El gato de Botero estuvo años buscando una casa en Barcelona. En 2003, por fin, la encontró en la Rambla del Raval.

Los gatos son curiosos e independientes por naturaleza. No son capaces de permanecer quietos en un mismo sitio durante mucho tiempo—a no ser que encuentren un rincón calentito con sol. El caso es que por mucho que les guste saltar de balcón en balcón y hacer amiguitos, siempre acaban volviendo allá donde les ponen un cuenco con comida, su hogar. Al gato de Botero, símbolo del barrio del Raval, le costó 16 años encontrar su sitio. Esta es la historia de un minino gordo que aunque al principio no caía bien, acabó enterneciendo a barceloneses y turistas. Vamos, lo normal.

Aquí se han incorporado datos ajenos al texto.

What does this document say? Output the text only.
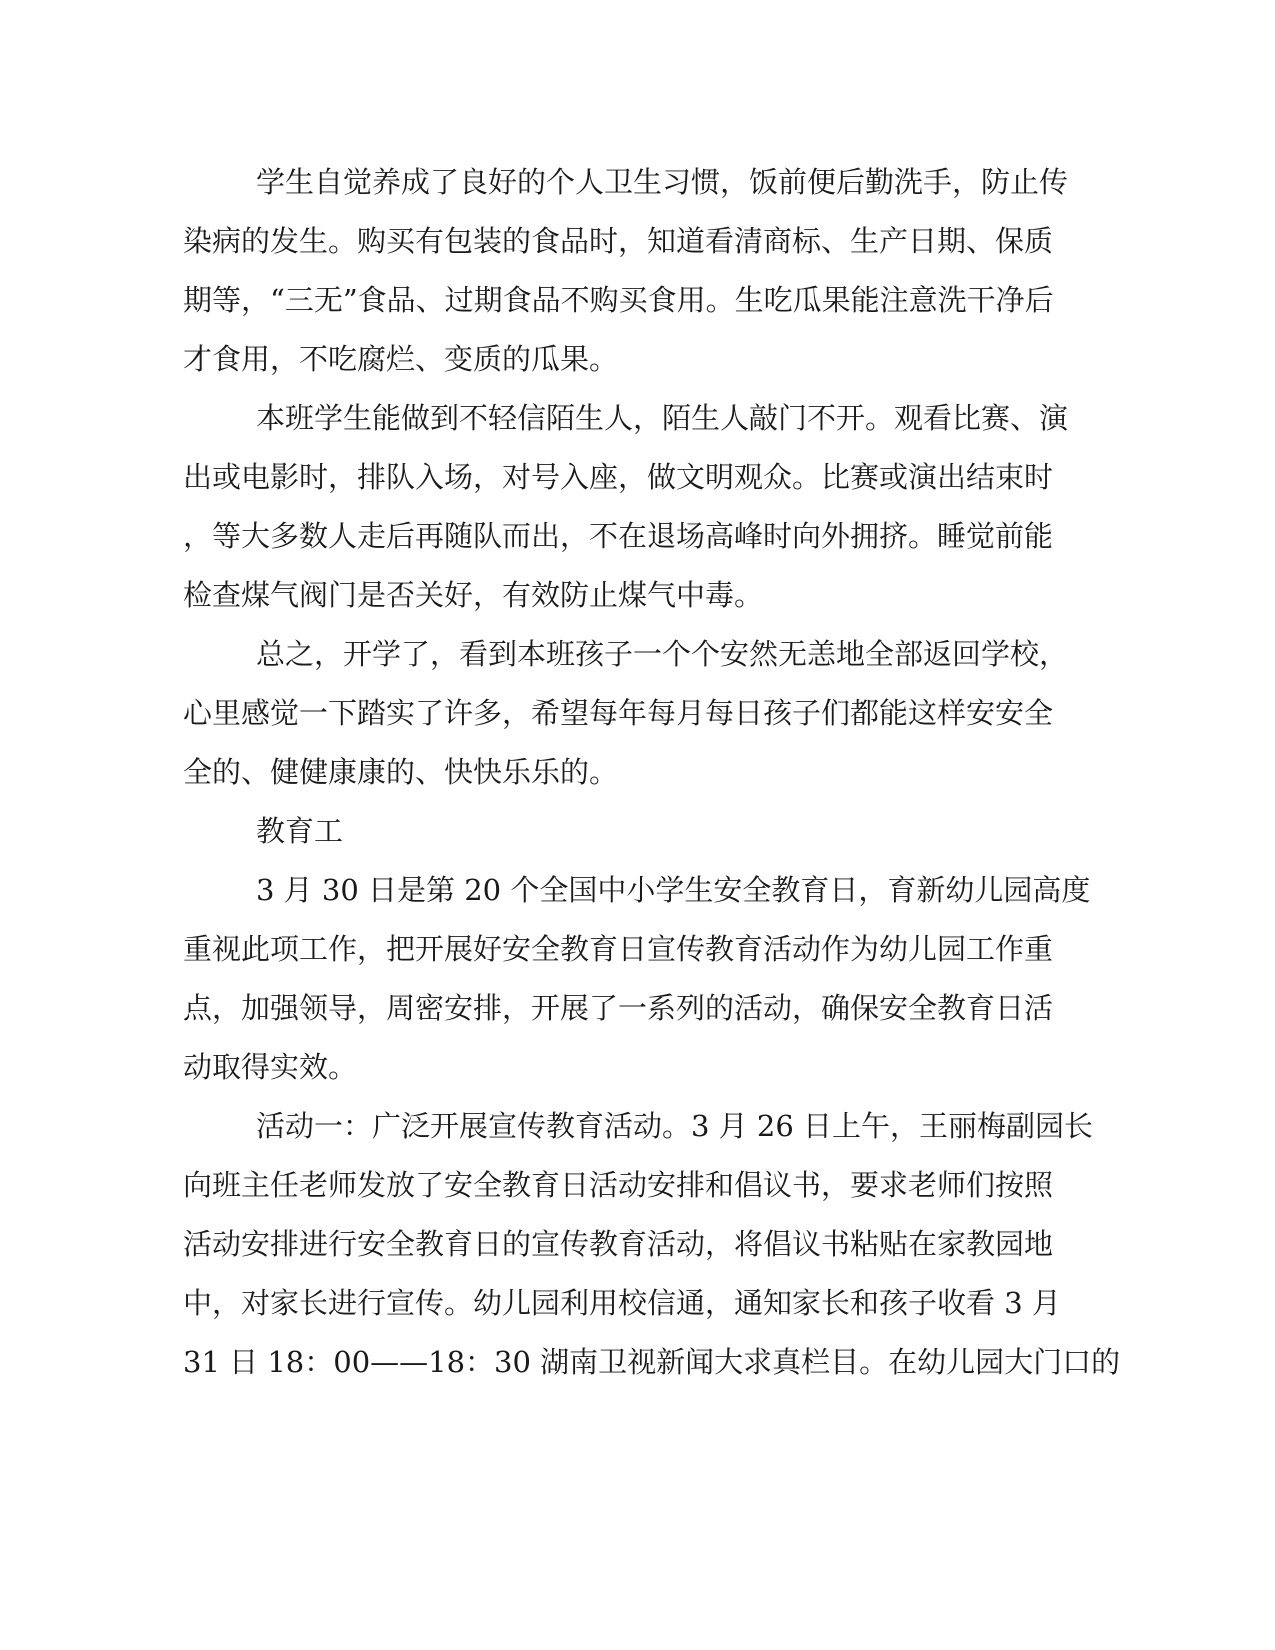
学生自觉养成了良好的个人卫生习惯，饭前便后勤洗手，防止传
染病的发生。购买有包装的食品时，知道看清商标、生产日期、保质
期等，“三无”食品、过期食品不购买食用。生吃瓜果能注意洗干净后
才食用，不吃腐烂、变质的瓜果。
本班学生能做到不轻信陌生人，陌生人敲门不开。观看比赛、演
出或电影时，排队入场，对号入座，做文明观众。比赛或演出结束时
，等大多数人走后再随队而出，不在退场高峰时向外拥挤。睡觉前能
检查煤气阀门是否关好，有效防止煤气中毒。
总之，开学了，看到本班孩子一个个安然无恙地全部返回学校，
心里感觉一下踏实了许多，希望每年每月每日孩子们都能这样安安全
全的、健健康康的、快快乐乐的。
教育工
3 月 30 日是第 20 个全国中小学生安全教育日，育新幼儿园高度
重视此项工作，把开展好安全教育日宣传教育活动作为幼儿园工作重
点，加强领导，周密安排，开展了一系列的活动，确保安全教育日活
动取得实效。
活动一：广泛开展宣传教育活动。3 月 26 日上午，王丽梅副园长
向班主任老师发放了安全教育日活动安排和倡议书，要求老师们按照
活动安排进行安全教育日的宣传教育活动，将倡议书粘贴在家教园地
中，对家长进行宣传。幼儿园利用校信通，通知家长和孩子收看 3 月
31 日 18：00——18：30 湖南卫视新闻大求真栏目。在幼儿园大门口的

El gato más gordo de Barcelona es obra del escultor Fernando Botero, conocido por su predilección por lo curvy. El Ayuntamiento de Barcelona se la compró en 1987 para hacer compañía a los animales del zoo del parc de la Ciutadella. Debió bufar a más de un mono porque durante los Juegos Olímpicos del 92 lo trasladaron al estadio Olímpico Lluís Companys, en Montjüic. Ya se sabe que los gatos son seres inconformistas e impacientes, sobre todo con las visitas. Por eso pasó de ronronear a los atletas y bajó a la plaza de Blanquerna, detrás de las Drassanes Reials. El emplazamiento parecía perfecto porque podía cotillear lo que pasaba en La Rambla pero también gozar de cierta tranquilidad. Sin embargo, pronto empezó a sentirse incómodo, quizá estar cerca del agua no era lo suyo.

gato de botero
Primer plano del gato de Botero, el minino más ‘ravalero’.
Bienvenido al Raval

En el 2003 el Ayuntamiento buscaba dar personalidad a la recién creada Rambla del Raval, hoy llena de terrazas, bares y cafés. A nuestro minino le gustaban los nuevos aires de ese barrio con espíritu callejero, semejante a un tal Lavapiés del que había oído maullar a otros gatos. No lo sabe pero estuvo a punto de ser sustituido por una escultura del filipino David Medalla. La propuesta se echó atrás por la forma fálica de la obra, curioso teniendo en cuenta que dos años después se inauguraría la Torre Agbar. La cuestión es que el gato de Botero se acomodó a un lado de esta nueva calle. Ahí se ha quedado.

Hoy es objeto de interés de locales y turistas. Los primeros se lamentan de que los años pesen para el gato de Botero (ya van treinta y uno); tanto viaje y curioso tocón han hecho que pierda parte de su brillo. Los segundos le tocan el cascabel o los ovillos porque alguien les ha contado que si piden un deseo se cumple. También se hacen multitud de selfies, fotos y videos con él. Ya se sabe, gatos e internet son una apuesta segura para conseguir likes. Lo que está claro es que hace tiempo que se cansó de vagar y se ha convertido en uno de los personajes más emblemáticos del Raval.